En esta ocasión la mirada de Gabriel (de mano del narrador) juzga el comportamiento social ante los hechos problemáticos; una y otra vez asiste a luchas, soflamas, enfrentamientos y rebeliones como un espectador crítico, aunque se vea obligado a participar. El papel del pueblo como herramienta en manos de los poderosos, como fuerza bruta sin control, como ejecutor de propósitos externos, es mostrado en la novela con crudeza. «… es de advertir que entre nosotros es muy común el intento de arreglar las más difíciles cuestiones mandando vivir o morir a quienes se nos antoja, y somos tan dados a los gritos, que repetidas veces hemos creído hacer con ellos alguna cosa».

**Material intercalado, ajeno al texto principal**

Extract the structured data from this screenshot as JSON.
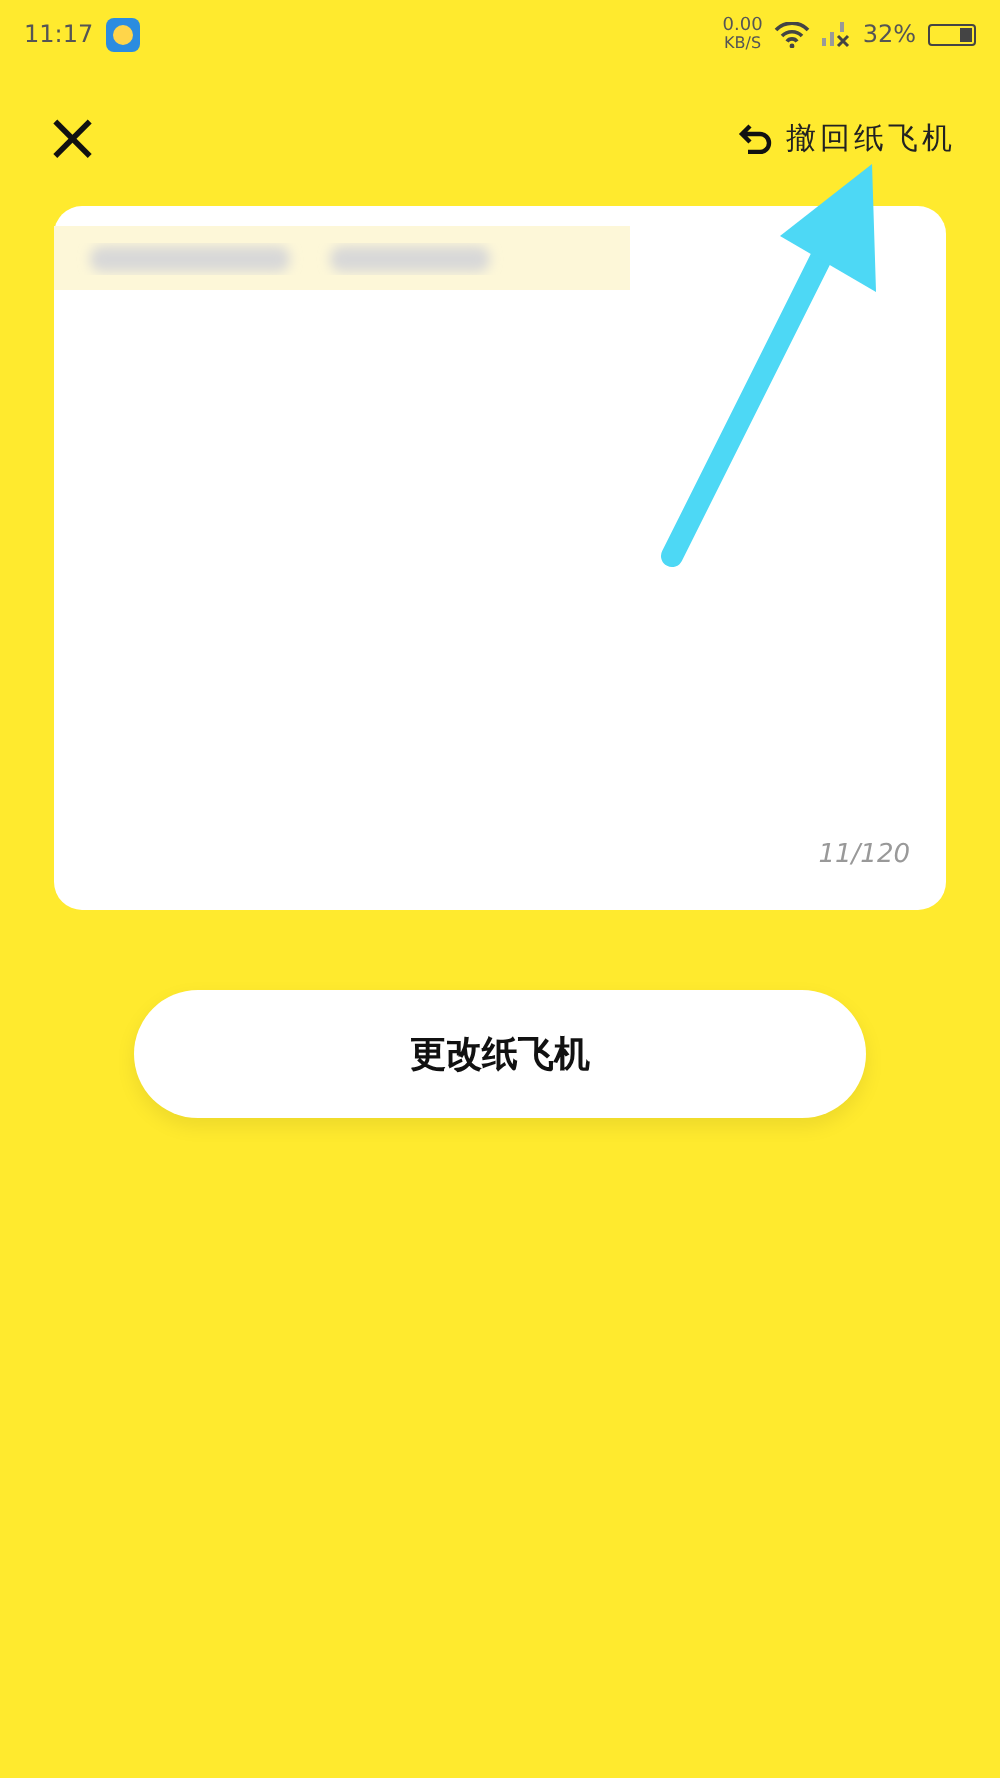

La ira del populacho frente a Godoy en Aranjuez se confronta con la ira frente al invasor napoleónico; tal vez legítima la segunda, pero igualmente feroces, destructivas y brutales. En ambos casos, Gabriel será testigo de atrocidades que le harán cuestionarse (una vez más) conceptos como honor, lealtad u honradez. Aunque en el tramo final de la obra la narración se torne algo más chovinista, lo cierto es que el narrador se plantea estas y otras cuestiones con serenidad, arrojando las preguntas sin tropezar en respuestas maniqueas.

Este tercer episodio muestra la madurez de Galdós como «historiador», con una narración que combina con sutileza los datos y acontecimientos con las tramas de ficción. Sin llegar a la genialidad de sus grandes novelas, no hay duda de que estos Episodios Nacionales comienzan a tomar forma y a constituir una mirada sobre la España del siglo XIX llena de ingenio y perspicacia.